North Beach Journal

Street names from Brannan to Green, the restaurant scene, Deadheads, and remembering Ornette Coleman

This month’s North Beach Sketches includes a bit of this and a bit of that — Mormons, vigilantes, escaped convicts, some recollections of a rock ‘n’ roll jam band, some memories about a jazz icon, and a restaurant update. Come on in, the water’s fine.


Here in San Francisco many of our streets are named for notables who were around in the early days of the city. For example, Brannan Street was named for Samuel Brannan, a hotheaded Mormon who arrived in the tiny village of Yerba Buena in 1846 with 200 followers. He wanted to start a Mormon enclave here in what soon would become San Francisco. Brigham Young and his followers beat Brannan to the religious settlement idea when Young found the Great Salt Lake. Brannan instead went on to publish the first newspaper in the tiny bayside community and became the father of San Francisco journalism. When gold was discovered at Sutter’s Mill on Jan. 24, 1848, Brannan not only published the startling news but also took off for the gold fields himself. Later, he was a prominent member and spokesman for San Francisco’s Committee for Vigilance that lynched some bad guys. Think about this next time you drive down Brannan Street.
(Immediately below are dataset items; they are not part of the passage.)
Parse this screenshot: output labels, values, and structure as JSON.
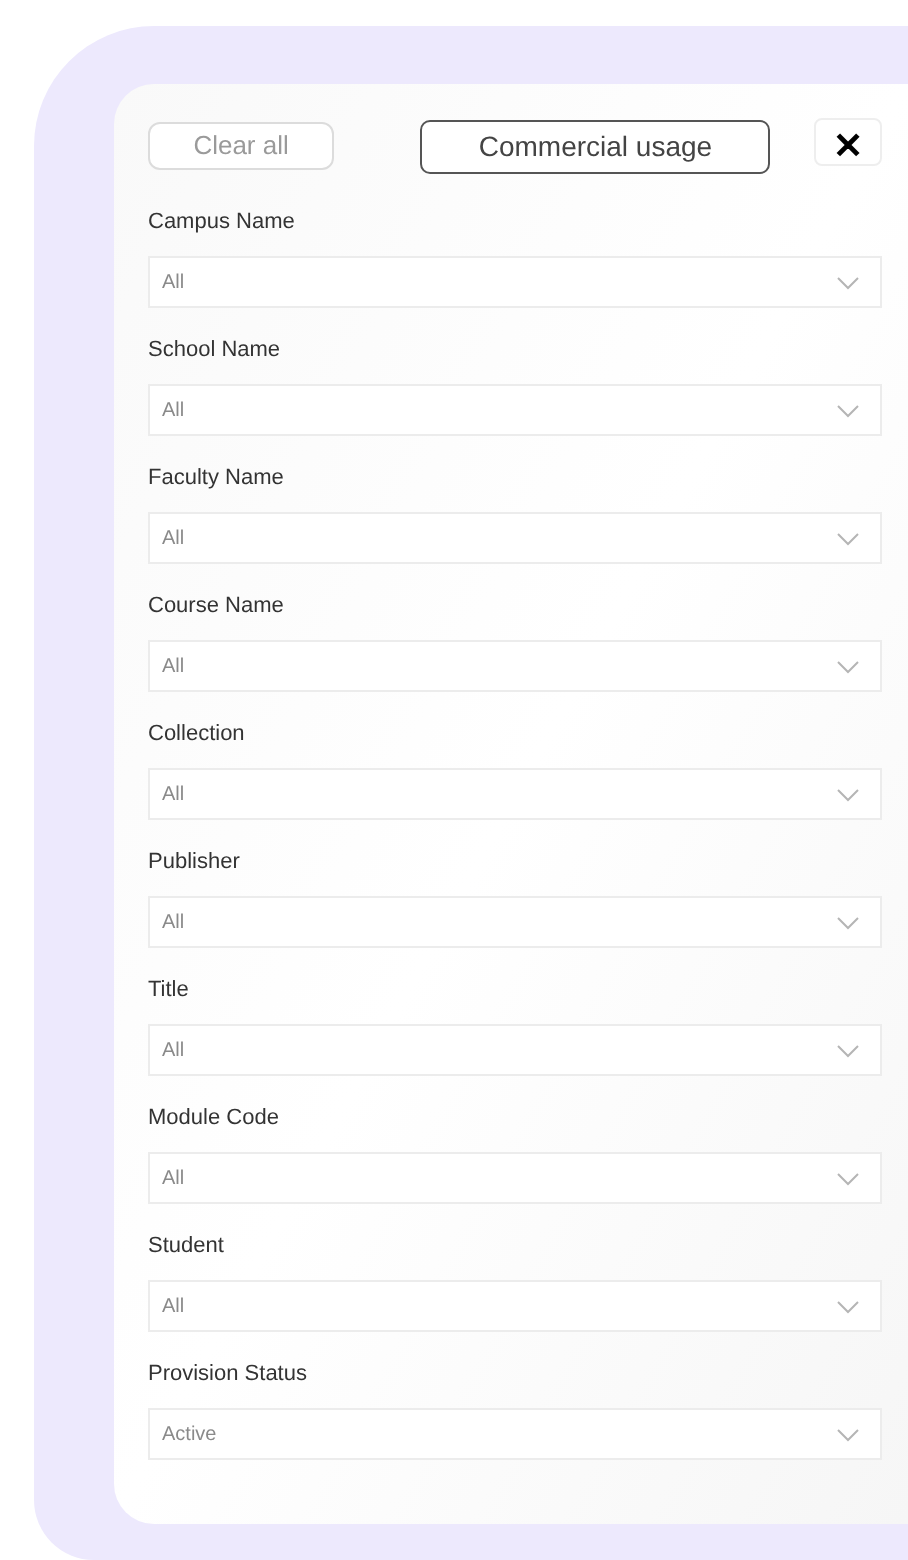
{
  "buttons": {
    "clear_all": {
      "label": "Clear all",
      "disabled": true
    },
    "commercial_usage": {
      "label": "Commercial usage"
    },
    "close": {
      "label": "✕"
    }
  },
  "filters": [
    {
      "label": "Campus Name",
      "value": "All"
    },
    {
      "label": "School Name",
      "value": "All"
    },
    {
      "label": "Faculty Name",
      "value": "All"
    },
    {
      "label": "Course Name",
      "value": "All"
    },
    {
      "label": "Collection",
      "value": "All"
    },
    {
      "label": "Publisher",
      "value": "All"
    },
    {
      "label": "Title",
      "value": "All"
    },
    {
      "label": "Module Code",
      "value": "All"
    },
    {
      "label": "Student",
      "value": "All"
    },
    {
      "label": "Provision Status",
      "value": "Active"
    }
  ]
}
In North Beach, one of our prominent streets is named for a notable as well. Consider Green Street. It was named for T.H. Green, a successful early San Francisco merchant — or so the story goes. But T.H. Green’s name was an alias. His real name was Paul Geddes, and he had escaped from a Pennsylvania prison and made his way west to San Francisco.

These days in the single block of Green Street, between Grant and Columbus avenues, there are no fewer than a dozen restaurants and saloons like Gigi’s Sotto Mare and Gino & Carlo. Check ’em out.
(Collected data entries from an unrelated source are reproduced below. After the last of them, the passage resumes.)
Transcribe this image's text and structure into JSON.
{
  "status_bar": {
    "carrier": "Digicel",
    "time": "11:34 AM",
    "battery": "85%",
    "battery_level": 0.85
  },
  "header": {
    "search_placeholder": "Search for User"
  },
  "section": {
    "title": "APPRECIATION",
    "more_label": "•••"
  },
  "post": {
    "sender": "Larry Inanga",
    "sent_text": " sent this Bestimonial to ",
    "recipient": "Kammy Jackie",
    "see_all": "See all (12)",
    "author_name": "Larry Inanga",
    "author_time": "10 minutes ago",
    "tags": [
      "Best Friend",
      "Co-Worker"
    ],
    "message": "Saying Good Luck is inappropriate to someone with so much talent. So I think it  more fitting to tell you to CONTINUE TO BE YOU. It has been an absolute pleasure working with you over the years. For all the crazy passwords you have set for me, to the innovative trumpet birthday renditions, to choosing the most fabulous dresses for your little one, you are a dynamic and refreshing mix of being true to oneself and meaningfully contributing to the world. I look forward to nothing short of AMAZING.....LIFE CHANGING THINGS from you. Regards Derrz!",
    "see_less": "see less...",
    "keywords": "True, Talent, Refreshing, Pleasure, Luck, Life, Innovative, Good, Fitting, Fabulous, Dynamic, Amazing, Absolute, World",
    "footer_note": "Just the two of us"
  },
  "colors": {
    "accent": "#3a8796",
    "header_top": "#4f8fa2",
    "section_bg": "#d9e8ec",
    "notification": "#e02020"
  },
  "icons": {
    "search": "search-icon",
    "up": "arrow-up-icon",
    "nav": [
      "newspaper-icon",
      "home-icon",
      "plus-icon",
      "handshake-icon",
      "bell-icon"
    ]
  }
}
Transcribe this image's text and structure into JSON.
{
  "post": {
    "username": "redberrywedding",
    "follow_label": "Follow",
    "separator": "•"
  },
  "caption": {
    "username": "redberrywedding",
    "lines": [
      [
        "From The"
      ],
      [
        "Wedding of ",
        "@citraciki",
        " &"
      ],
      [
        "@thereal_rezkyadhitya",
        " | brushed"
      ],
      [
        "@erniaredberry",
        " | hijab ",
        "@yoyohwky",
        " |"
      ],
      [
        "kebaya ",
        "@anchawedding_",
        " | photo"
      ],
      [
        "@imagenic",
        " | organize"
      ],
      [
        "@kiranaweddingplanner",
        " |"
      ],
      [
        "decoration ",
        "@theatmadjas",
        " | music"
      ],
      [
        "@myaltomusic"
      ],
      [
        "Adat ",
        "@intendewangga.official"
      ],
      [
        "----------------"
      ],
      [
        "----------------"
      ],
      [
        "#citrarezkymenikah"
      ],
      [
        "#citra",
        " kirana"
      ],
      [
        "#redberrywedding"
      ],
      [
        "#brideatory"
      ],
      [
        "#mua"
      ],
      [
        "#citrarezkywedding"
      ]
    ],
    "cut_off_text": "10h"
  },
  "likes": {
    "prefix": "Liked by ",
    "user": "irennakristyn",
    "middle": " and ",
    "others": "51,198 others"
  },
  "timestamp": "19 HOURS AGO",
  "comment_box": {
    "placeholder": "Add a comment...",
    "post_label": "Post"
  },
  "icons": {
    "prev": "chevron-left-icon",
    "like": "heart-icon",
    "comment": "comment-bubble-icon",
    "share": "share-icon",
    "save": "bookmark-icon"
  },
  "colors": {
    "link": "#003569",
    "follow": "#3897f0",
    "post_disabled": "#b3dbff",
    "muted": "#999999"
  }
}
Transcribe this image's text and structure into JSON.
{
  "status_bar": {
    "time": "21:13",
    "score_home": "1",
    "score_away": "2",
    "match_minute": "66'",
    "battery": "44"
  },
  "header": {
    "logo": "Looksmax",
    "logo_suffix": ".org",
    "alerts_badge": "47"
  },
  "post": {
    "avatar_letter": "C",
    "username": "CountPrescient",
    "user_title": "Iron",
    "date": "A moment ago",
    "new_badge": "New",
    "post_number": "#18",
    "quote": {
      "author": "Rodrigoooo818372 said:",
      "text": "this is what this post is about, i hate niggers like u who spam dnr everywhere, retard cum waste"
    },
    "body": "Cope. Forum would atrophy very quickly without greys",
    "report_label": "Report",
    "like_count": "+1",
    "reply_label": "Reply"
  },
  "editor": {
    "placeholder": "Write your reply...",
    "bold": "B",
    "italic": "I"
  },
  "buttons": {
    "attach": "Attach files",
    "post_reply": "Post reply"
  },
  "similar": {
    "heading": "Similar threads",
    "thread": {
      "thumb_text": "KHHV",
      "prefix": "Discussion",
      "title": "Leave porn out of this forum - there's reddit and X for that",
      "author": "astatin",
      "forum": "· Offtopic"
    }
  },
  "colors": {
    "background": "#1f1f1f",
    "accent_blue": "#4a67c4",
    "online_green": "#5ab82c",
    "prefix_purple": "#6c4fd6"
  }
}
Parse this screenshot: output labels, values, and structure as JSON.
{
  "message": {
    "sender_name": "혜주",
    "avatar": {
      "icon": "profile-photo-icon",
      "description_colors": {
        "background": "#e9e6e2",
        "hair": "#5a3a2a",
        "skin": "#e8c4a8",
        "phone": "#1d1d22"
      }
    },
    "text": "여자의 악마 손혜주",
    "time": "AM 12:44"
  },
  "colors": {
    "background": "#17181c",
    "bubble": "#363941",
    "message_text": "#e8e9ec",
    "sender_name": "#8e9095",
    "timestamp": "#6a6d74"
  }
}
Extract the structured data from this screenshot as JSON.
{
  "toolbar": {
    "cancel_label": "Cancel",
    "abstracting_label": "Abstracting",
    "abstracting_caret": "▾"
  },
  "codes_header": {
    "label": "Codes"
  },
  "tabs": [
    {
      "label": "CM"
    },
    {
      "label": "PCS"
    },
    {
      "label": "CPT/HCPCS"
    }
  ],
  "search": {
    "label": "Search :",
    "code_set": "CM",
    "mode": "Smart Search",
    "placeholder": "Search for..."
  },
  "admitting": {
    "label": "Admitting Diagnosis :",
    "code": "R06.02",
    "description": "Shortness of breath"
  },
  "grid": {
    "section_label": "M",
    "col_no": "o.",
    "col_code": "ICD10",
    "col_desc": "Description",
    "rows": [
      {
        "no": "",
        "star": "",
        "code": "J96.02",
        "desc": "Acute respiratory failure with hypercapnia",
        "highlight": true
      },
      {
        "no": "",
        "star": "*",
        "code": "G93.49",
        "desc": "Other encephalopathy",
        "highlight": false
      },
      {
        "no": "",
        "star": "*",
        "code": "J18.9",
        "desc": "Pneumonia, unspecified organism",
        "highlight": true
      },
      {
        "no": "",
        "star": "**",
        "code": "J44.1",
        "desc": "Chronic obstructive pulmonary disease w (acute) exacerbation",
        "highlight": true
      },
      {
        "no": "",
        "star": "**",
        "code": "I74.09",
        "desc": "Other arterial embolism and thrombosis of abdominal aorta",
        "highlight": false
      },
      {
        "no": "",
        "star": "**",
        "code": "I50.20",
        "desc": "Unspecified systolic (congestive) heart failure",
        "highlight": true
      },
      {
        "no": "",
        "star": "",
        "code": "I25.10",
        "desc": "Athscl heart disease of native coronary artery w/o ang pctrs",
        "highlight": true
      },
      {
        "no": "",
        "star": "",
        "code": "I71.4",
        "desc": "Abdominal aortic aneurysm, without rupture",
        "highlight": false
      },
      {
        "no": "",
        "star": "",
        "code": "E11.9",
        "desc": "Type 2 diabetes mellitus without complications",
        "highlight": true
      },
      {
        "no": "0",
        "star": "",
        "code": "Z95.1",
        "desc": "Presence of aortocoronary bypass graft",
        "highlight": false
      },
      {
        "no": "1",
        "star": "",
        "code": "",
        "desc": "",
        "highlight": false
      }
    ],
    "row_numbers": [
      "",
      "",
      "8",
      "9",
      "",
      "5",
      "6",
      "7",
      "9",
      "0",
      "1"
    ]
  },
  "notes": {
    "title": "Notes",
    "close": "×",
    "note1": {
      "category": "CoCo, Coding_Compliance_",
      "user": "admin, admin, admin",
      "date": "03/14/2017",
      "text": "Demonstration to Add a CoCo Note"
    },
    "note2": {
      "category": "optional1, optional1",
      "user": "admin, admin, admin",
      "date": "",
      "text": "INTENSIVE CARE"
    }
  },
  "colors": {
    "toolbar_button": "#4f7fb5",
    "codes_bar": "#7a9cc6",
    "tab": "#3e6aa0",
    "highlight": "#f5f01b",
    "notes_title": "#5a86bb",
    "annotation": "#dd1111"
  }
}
Well, another North Beach landmark has bit the dust. But it may return. One of my favorite restaurants in North Beach has closed. It’s the U.S. Restaurant over at 515 Columbus. Plumbing problems, landlord problems, and just plain problems! My favorites there were the lamb shoulder with lima beans and the tripe with polenta. Arthur Bloomfield, one-time San Francisco Examiner classical music critic, and a trencherman of major proportions, ate at U.S. Restaurant daily. I ate there once or twice a week, sitting at the counter where I could watch my lunch being prepared in those hot sauté pans. The proprietors, host Gaspare Giudice and chief cook Benjamin Ruiz, are planning to reopen — in North Beach, of course. What space are they looking at? Over on Green Street, in the spot formerly occupied by HRD Smokin Grill, a Korean barbecue joint.


If you ever thought about being a Deadhead — following Jerry Garcia’s jam band, the Grateful Dead, around the country for fun and games — you will like this anecdote. If you never thought about it, you may like this anyway. The other day I was sitting at the counter in Mario’s Bohemian Cigar Store Cafe having my afternoon espresso. You never know whom you will run into at Mario’s. On this particular day, someone tapped me on the shoulder, and I turned to face a woman.
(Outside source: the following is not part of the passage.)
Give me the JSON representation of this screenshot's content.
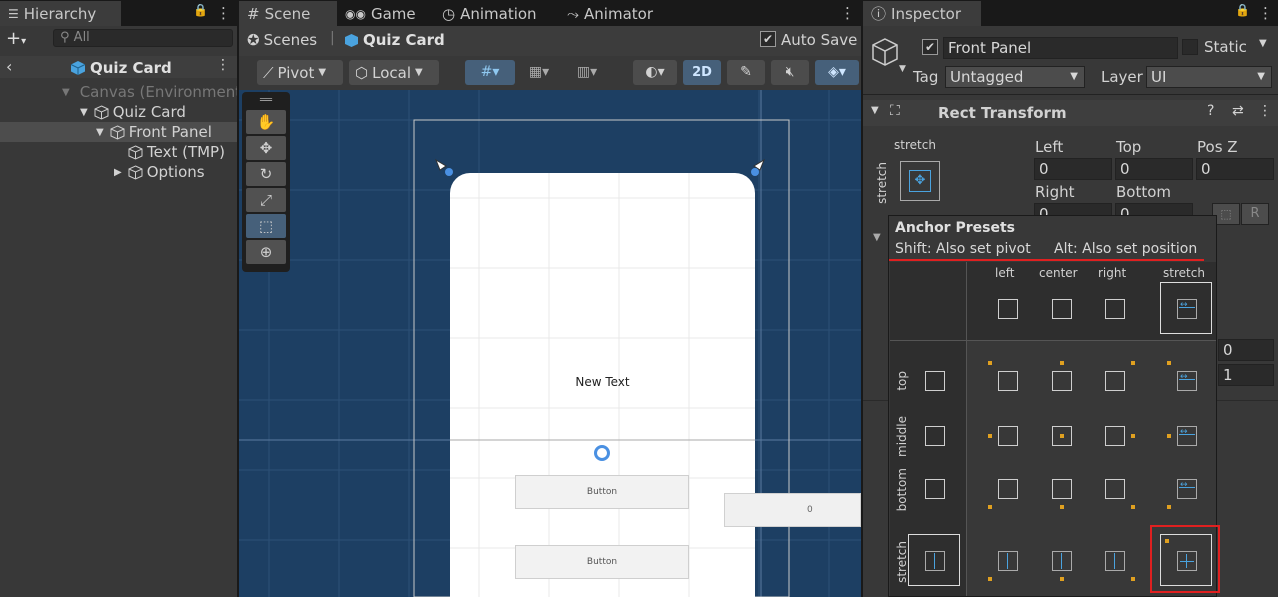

“Hi, I’m Linda from Orinda, and you should write about me in your column,” she said.

Turns out she — Linda Kelly — was a Deadhead and wrote a book about it. Or rather, she recorded the oral histories of many Grateful Dead, roadies, musicians, record producers, hangers-on, and true Deadheads. The book was published in 1995 but Linda updated it a few months ago, and there’s a new edition out. Sensibly enough, it’s called Deadheads: Stories from Fellow Artists, Friends and Followers of the Grateful Dead.

As Linda proceeded to convince me to write about her, I felt like I had stepped into that great movie Almost Famous about Cameron Crowe, a teenage journalist on his first assignment from Rolling Stone, who in 2000 won an Oscar for the semi-autobiographical screenplay.

In the original book, Linda said she was not a Deadhead. “I’m more of an anthropologist.” In the updated book she says: “To this day I don’t know if I would call myself a Deadhead. I’ve never worn tie-dye.” That’s how it was truckin’ with Linda from Orinda.


As I write this column, news comes that Ornette Coleman has died at 85. He was an iconic figure in jazz. The first time I heard him was in 1959 at the Monterey Jazz Festival. He played a white plastic alto saxophone and his music was baffling, strange to my ears. He played his song “Lonely Woman,” and I thought it sounded like a lonely woman. It was bluesy, but dissonant and atonal, with shifting tempos, or maybe with no tempo at all. Last time I heard him was a few years ago, again at the Monterey Jazz Festival. That time he didn’t sound so strange. Ornette Coleman hadn’t changed, but my ears had.

Many years ago, he dropped into my tiny North Beach office in the Belli Building on Montgomery. Someone told him I was a good publicist and that I loved his music. Well, part of that was true. Coleman knew his music was revolutionary, but he believed in it and wanted more people to hear it. Specifically, he wanted me to arrange a concert for him at the San Francisco Opera House. I tried but couldn’t bring it off. If he were alive today, that chore would be easy.